To accommodate each company in the battalion, communication Marines are attached to various combat outposts spread throughout the area of operation.  This takes away more assets from the communications platoon, which still has to maintain the same amount of equipment.  The Marines have learned new skills to assist the battalion.  This often puts young noncommissioned officers into billets with great responsibilities.

“Our success as a communications shop has been based on the Marines stepping up into roles in which they weren’t accustomed and typically aren’t expected to step into,” said Wopshall, 27, from La Canada, Calif.  “We couldn’t have survived without the cross-training that we’ve done in country.  Every single Marine is filling multiple roles, that’s the most important part.”

Each day presents a different task and challenge for the communication Marines.  With Marines tasked to numerous combat outposts and sections within the battalion, there’s always work to be done.

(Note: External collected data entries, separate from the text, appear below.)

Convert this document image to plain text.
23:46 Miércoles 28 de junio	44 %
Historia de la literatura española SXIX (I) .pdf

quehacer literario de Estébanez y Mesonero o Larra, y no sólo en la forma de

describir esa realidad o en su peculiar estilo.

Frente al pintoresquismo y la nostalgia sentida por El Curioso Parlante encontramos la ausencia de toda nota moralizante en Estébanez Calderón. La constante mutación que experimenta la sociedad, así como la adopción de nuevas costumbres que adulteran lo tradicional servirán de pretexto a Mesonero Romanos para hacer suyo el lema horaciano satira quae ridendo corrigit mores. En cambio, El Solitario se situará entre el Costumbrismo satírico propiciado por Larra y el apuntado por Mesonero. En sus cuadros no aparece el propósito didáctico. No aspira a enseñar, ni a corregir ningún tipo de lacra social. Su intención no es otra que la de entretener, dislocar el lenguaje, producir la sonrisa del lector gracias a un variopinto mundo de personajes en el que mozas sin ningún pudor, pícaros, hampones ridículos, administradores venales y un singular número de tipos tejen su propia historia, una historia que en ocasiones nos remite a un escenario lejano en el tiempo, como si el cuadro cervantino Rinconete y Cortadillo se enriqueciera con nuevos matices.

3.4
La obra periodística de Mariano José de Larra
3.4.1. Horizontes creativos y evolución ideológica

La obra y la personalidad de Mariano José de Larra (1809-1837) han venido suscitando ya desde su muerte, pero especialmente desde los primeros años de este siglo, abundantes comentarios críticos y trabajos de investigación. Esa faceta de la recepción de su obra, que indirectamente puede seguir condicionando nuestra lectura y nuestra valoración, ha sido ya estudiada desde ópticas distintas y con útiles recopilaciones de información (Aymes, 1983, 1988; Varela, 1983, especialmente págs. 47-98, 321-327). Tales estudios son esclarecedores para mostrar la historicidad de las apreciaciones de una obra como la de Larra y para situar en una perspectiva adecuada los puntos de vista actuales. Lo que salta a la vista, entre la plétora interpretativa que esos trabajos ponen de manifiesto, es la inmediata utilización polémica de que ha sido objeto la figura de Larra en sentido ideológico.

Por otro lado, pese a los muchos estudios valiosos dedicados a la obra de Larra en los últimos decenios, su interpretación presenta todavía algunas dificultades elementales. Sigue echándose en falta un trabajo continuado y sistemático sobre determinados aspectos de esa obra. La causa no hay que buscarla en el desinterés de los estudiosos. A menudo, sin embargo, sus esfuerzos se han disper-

“It gets a little overwhelming sometimes; it has its ups and downs,” said Cpl. Jeremy C. Olson, 22, tech shop supervisor for H&S Co., from Sierra Vista, Ariz.  “Everyday someone needs something done or I have to go out somewhere and fix a radio. It’s just like any other job I guess.  I’m on call 24/7 to fix whatever goes down.”

No matter the mission, the communication Marines have managed to stay one step ahead of the game.

“The beauty of this battalion, this year and this deployment, has simply been the non-stop variety of it,” said Barber, who is from Jackson, Ind.  ”We’re constantly executing or planning to do whatever, whether it be moving, improving what we fell in on, supporting every communications (detachment) that we have out with every company position right now.”